Wisdom begins in wonder. –Socrates

Beginners get to have all the richness, joy and wonder. That is why they have all the luck. Beginners get to have an experience of foreignness, like travel into a uncharted territory that evades the more trained the eye. Because the unknown is a given for the beginner, it is not something from which to hide. Quite the contrary, an ok-ness with the unknown allows for wonder. Wonder at its purest and truest.

Medical students are full of smarts, curiosity, and motivation. They know a whole lot about a lot of things, and they are lightningspeed at learning more. But you know what they are typically new at? Looking at art. They are, for the most part, what arts learning experts would call beginner viewers. In being art novices, with no career-driven pressure to be art experts, they are allowed to revel in their beginnerness in the context of exploring art. They are allowed that fully rich experience, too often denied to novices by academic convention: that of foreign wonder.

Being a beginner viewer presents an opportunity for the medical student to learn essential skills for the enormous task of learning to care for ill people. Not only is that task slippery and difficult and only learned through practice trying very new things, it is the work of serious self-examination and thus unique to every one individual, it is something that their schooling neither prepared nor conditioned them for. In fact, their schooling, which they most likely aced, prepared and conditioned them to do the opposite: find a right answer, master a subject area, close it, move on.

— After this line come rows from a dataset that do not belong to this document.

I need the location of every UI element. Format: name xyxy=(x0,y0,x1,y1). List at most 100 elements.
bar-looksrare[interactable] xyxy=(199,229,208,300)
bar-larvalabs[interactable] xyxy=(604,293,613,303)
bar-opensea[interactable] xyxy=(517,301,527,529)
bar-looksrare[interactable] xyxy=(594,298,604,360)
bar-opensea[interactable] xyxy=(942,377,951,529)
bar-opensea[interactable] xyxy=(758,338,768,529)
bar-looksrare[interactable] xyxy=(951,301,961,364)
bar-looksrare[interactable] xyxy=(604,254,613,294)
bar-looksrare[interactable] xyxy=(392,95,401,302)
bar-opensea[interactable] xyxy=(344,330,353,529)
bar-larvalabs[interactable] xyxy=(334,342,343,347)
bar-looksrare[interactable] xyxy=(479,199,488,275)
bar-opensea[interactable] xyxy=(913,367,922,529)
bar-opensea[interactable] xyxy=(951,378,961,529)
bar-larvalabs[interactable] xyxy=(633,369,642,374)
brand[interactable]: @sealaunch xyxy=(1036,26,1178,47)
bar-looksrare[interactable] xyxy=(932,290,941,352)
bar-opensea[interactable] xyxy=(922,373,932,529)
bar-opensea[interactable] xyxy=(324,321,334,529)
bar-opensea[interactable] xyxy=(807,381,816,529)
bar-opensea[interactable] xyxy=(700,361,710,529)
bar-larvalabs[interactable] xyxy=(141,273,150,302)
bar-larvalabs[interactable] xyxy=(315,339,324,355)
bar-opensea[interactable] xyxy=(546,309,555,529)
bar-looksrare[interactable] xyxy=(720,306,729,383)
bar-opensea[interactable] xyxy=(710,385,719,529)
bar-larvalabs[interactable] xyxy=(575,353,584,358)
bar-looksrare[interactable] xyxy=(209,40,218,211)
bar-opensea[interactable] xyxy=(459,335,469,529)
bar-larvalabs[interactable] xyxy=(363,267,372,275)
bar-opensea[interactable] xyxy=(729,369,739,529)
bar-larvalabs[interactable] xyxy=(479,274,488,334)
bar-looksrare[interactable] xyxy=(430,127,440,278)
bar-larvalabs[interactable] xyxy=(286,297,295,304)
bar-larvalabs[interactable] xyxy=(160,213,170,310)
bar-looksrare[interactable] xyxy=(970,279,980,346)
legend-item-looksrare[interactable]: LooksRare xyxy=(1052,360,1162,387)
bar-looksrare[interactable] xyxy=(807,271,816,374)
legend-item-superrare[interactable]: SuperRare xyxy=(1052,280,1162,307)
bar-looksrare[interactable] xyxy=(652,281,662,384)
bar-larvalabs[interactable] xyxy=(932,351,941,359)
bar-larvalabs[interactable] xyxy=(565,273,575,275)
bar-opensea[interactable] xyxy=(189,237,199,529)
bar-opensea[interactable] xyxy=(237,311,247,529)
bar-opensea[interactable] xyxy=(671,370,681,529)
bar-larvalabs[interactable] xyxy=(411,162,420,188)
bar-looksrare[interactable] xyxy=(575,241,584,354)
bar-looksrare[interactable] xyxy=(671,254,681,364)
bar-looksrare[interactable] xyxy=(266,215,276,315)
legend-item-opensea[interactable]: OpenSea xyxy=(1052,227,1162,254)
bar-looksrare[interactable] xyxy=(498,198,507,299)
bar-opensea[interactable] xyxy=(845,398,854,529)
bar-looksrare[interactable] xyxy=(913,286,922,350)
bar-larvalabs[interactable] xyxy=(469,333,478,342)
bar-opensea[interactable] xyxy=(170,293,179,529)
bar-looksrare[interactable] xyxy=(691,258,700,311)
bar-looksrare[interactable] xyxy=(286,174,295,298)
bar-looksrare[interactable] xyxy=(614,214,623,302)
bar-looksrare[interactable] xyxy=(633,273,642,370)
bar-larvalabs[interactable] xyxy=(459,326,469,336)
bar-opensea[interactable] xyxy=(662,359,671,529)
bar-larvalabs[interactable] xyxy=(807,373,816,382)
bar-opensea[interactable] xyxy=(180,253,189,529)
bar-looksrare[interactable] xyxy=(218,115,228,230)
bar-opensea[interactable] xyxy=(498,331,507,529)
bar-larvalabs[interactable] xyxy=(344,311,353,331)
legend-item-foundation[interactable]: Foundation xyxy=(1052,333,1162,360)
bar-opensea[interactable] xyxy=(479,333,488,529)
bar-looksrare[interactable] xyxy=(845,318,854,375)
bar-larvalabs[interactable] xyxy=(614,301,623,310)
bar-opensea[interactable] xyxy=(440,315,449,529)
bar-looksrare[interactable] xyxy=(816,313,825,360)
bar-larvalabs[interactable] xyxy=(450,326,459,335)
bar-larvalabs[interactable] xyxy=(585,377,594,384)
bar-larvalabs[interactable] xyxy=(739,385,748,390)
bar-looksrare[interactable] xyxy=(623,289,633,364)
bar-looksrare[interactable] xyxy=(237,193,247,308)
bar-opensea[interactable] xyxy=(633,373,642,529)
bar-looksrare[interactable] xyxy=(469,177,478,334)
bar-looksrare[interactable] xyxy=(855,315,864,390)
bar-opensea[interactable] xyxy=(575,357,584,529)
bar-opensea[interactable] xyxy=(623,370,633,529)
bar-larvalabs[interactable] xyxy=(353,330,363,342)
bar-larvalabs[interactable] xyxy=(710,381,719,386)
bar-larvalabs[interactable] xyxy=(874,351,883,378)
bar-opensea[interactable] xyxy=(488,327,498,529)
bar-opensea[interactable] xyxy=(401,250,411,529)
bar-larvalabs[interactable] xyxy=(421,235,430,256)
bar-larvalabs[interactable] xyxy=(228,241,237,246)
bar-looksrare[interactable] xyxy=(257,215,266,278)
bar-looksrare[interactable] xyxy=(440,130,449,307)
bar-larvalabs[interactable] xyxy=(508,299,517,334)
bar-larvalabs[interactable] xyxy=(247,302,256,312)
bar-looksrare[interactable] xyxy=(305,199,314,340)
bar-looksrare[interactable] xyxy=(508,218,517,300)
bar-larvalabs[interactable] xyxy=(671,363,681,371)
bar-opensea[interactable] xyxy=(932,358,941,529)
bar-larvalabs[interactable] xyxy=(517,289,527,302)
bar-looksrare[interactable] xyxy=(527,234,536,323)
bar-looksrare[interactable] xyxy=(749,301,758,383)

Expertise in providing care requires much more than that. Expert care providers must: develop rapport with another person, hear what he or she is saying (and trying to say), elicit the appropriate information perceptually, and sort through an overwhelming amount of complex, ambiguous information. This requires transcending all kinds of boundaries: overcoming feelings of discomfort, fear, or downright rudeness in talking about taboo subjects. It requires the clarity, creativity and improvisation of being able to craft the right questions – not from a script, but in the moment. It requires being able to stay calm and cognitively organized in a crisis (either someone else’s, one’s own, or a shared but separate version), and allow for the time and space to nourish and care for oneself. It requires working effectively on teams– often in the context of high-stakes decisions, extremely limited time, and in entrenched, hierarchical work cultures. It is really hard – and it takes a lot: it knowledge and it takes skills– both in the service of curiosity. In the service of wonder. This is a big shift from what students have learned in school.

I have had the privilege of working with physicians who do this well. All of them have somehow found a way to preserve their wonder. Somehow, they express authentic curiosity (and even joy) in asking a new patient, “what’s your story?” All of them have found a way to preserve their wonder, despite very tough conditions.

What does it take to preserve wonder? It takes making space for nourishment. It takes exposure to new ways of thinking. It takes reflection. It takes making time to stretch, as well as rest, the mind. Discerning experts recognize the value of wonder and preserve it at all costs, even as they learn more and more about a territory, even as that territory loses its foreigness.

The wonder contains the questions and the answers and everything in between. This is what art museums do at their very bestMuseums are resources that already exist in your very own community that are designed for practicing wonder. It is just a matter of connecting the dots.